- Жарко! Не надо! Жжёт! Нет!

По толпе пронёсся одобрительный гул. Видеть чужие страдания, оставаясь в безопасности – одно из самых больших удовольствий для людей. Дора перешла на истошный крик, и в ответ ей хором загремела латынь: доминиканцы молились, изгоняя дьявола.

Струя чёрного дыма потянулась вверх, запахло жжёной плотью. Знакомый ещё с Арраса запах пробудил воспоминания, но я сосредоточилась на том, что происходило вокруг. Магия огненной стихии всегда была для меня родной.

«Иди ко мне!» Поток горячего воздуха взвился в ночное небо, закружился и обрушился вниз тлеющими искрами. Мою сторону площади обдало жаром. Крики стихли, обугленное тело повисло на цепях.

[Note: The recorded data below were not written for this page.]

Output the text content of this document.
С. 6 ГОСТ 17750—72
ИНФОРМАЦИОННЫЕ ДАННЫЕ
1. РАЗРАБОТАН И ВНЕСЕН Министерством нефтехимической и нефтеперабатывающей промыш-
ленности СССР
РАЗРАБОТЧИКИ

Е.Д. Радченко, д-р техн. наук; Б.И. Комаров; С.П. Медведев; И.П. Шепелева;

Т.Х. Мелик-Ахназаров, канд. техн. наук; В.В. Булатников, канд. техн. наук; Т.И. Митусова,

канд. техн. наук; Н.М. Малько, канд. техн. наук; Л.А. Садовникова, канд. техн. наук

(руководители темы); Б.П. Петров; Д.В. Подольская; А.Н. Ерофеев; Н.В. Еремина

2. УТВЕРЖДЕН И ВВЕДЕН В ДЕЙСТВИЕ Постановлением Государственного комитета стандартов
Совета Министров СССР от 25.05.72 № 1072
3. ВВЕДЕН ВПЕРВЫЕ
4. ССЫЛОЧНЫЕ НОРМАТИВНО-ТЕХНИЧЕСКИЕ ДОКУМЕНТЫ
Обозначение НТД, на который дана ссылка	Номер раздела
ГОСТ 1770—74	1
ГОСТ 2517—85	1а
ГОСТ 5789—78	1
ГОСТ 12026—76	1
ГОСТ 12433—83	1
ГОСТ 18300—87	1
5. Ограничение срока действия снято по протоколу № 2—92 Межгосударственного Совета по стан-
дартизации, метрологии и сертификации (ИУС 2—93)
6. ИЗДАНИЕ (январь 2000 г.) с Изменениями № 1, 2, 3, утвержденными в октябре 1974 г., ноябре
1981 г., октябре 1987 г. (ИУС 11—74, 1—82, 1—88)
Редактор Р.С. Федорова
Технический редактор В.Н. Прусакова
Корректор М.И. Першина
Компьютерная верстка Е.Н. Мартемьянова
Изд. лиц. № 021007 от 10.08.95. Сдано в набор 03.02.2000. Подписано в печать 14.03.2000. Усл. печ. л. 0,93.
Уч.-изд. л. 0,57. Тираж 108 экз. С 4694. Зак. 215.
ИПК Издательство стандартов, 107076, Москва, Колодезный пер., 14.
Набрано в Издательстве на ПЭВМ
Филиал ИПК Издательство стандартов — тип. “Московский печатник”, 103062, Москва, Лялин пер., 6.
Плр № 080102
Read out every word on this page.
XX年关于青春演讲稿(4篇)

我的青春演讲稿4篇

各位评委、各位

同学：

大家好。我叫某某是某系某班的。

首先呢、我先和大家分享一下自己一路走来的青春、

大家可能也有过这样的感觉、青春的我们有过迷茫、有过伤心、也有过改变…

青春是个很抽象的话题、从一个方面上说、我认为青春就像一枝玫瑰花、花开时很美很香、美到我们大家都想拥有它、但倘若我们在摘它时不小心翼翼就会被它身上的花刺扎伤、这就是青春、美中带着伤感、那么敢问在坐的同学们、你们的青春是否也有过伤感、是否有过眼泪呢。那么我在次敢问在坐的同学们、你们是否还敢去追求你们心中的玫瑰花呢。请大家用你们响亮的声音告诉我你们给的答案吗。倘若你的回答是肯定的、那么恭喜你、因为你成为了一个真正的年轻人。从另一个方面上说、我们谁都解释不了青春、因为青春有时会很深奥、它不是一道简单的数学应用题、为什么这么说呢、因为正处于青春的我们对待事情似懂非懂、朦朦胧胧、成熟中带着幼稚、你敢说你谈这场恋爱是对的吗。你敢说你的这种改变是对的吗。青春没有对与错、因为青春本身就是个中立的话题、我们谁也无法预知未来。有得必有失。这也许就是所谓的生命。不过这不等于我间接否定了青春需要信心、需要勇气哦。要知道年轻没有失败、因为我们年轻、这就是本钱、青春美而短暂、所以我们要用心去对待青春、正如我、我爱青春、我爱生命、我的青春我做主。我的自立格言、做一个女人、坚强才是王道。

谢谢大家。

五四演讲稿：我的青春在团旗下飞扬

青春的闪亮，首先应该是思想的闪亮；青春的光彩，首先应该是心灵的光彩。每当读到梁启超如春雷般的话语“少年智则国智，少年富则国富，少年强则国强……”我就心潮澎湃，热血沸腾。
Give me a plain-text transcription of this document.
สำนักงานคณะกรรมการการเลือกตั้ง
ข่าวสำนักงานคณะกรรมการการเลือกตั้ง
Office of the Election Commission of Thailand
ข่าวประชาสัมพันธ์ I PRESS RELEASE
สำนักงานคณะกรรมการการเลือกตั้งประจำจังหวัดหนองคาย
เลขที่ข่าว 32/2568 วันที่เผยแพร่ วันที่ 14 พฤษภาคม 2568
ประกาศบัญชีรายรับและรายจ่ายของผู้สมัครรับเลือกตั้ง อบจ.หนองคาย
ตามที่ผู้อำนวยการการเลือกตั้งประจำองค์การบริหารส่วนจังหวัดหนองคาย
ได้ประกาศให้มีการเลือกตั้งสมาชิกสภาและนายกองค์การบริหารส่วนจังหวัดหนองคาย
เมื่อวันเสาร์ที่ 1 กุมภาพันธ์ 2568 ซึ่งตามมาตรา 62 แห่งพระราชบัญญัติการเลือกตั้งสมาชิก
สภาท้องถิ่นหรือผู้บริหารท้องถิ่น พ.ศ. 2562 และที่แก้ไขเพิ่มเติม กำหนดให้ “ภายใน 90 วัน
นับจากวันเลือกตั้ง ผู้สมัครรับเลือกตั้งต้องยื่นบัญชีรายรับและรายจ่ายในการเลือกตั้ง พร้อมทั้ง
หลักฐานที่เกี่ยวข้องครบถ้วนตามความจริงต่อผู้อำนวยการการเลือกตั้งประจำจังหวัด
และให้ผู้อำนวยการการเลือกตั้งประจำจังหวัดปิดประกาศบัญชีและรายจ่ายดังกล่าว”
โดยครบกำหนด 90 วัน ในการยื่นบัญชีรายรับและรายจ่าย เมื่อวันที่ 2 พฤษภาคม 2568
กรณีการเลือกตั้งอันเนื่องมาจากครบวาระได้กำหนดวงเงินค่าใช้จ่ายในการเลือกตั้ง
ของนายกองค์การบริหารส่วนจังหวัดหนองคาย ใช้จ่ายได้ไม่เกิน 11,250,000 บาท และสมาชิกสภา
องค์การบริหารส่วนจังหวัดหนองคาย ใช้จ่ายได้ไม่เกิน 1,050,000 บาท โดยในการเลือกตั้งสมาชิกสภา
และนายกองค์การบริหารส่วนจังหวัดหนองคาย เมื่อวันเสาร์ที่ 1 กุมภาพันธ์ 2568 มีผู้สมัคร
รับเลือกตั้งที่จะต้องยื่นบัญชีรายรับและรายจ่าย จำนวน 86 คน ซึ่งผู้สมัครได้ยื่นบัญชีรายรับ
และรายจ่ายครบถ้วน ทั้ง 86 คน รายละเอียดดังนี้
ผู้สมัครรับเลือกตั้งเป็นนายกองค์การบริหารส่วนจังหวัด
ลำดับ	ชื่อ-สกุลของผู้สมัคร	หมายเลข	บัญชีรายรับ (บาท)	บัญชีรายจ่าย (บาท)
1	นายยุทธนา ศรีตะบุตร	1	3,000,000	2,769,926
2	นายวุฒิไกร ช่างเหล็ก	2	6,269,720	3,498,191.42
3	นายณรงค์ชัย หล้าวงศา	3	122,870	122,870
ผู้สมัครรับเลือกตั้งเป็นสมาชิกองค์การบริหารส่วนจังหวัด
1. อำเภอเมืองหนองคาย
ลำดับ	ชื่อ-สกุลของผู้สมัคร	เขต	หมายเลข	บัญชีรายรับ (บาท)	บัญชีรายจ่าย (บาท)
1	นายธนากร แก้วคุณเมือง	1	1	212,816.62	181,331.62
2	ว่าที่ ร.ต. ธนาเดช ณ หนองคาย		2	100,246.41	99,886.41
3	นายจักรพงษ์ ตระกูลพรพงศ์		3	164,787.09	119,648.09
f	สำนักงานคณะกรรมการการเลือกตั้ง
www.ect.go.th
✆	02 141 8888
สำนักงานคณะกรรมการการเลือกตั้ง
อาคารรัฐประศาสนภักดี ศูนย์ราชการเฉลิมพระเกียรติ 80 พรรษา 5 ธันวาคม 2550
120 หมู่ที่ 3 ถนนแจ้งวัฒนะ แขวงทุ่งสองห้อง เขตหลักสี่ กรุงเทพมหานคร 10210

Как страстно преследуют колдовство доминиканцы, как тщательно изучают обрывки колдовских знаний, что случайно удаётся добыть! Но не знают самого главного: горящий человек – источник немалой силы. Высвобождаясь в огне, эта сила течёт туда, куда направляет её Природа. Покойся с миром, полоумная Дора. Разумом ты не славилась, а вот здоровьем обладала отменным. Теперь сила твоего сгоревшего тела принадлежит мне. Пожалуй, сохраню её до полнолуния, пока не укреплюсь силами Природы.

Дора догорала плохо. Часть тела почернела, но один бок даже не обгорел, храня розоватый оттенок молодого тела. Брат Фома недовольно приказал принести ещё хворосту. Пламя взвилось с новой силой.

Наконец, всё закончилось. Обугленный столб с раскалёнными цепями возвышался среды груды красных углей. Один из помощников обошёл толпу с раскрытой сумой, собирая щедрое подаяние. За такое зрелище, пожалуй, стоило хорошо заплатить.

При свете факелов брат Фома взошёл на верхнюю ступень кирхи, по пути покровительственно похлопав Абготта по плечу. Вытянувшись в полный рост, монах окинул площадь взглядом, а затем торжественно вручил испещрённый латынью манускрипт патеру Теодору:

- Призывая в свидетели достойных горожан, передаю патеру Теодору описание преступлений и казни ведьмы, а также рекомендации по выявлению ведьм в дальнейшем! Господь всемогущий да поможет Кларану! Да освободится он от гнёта нечисти и процветает, как прежде!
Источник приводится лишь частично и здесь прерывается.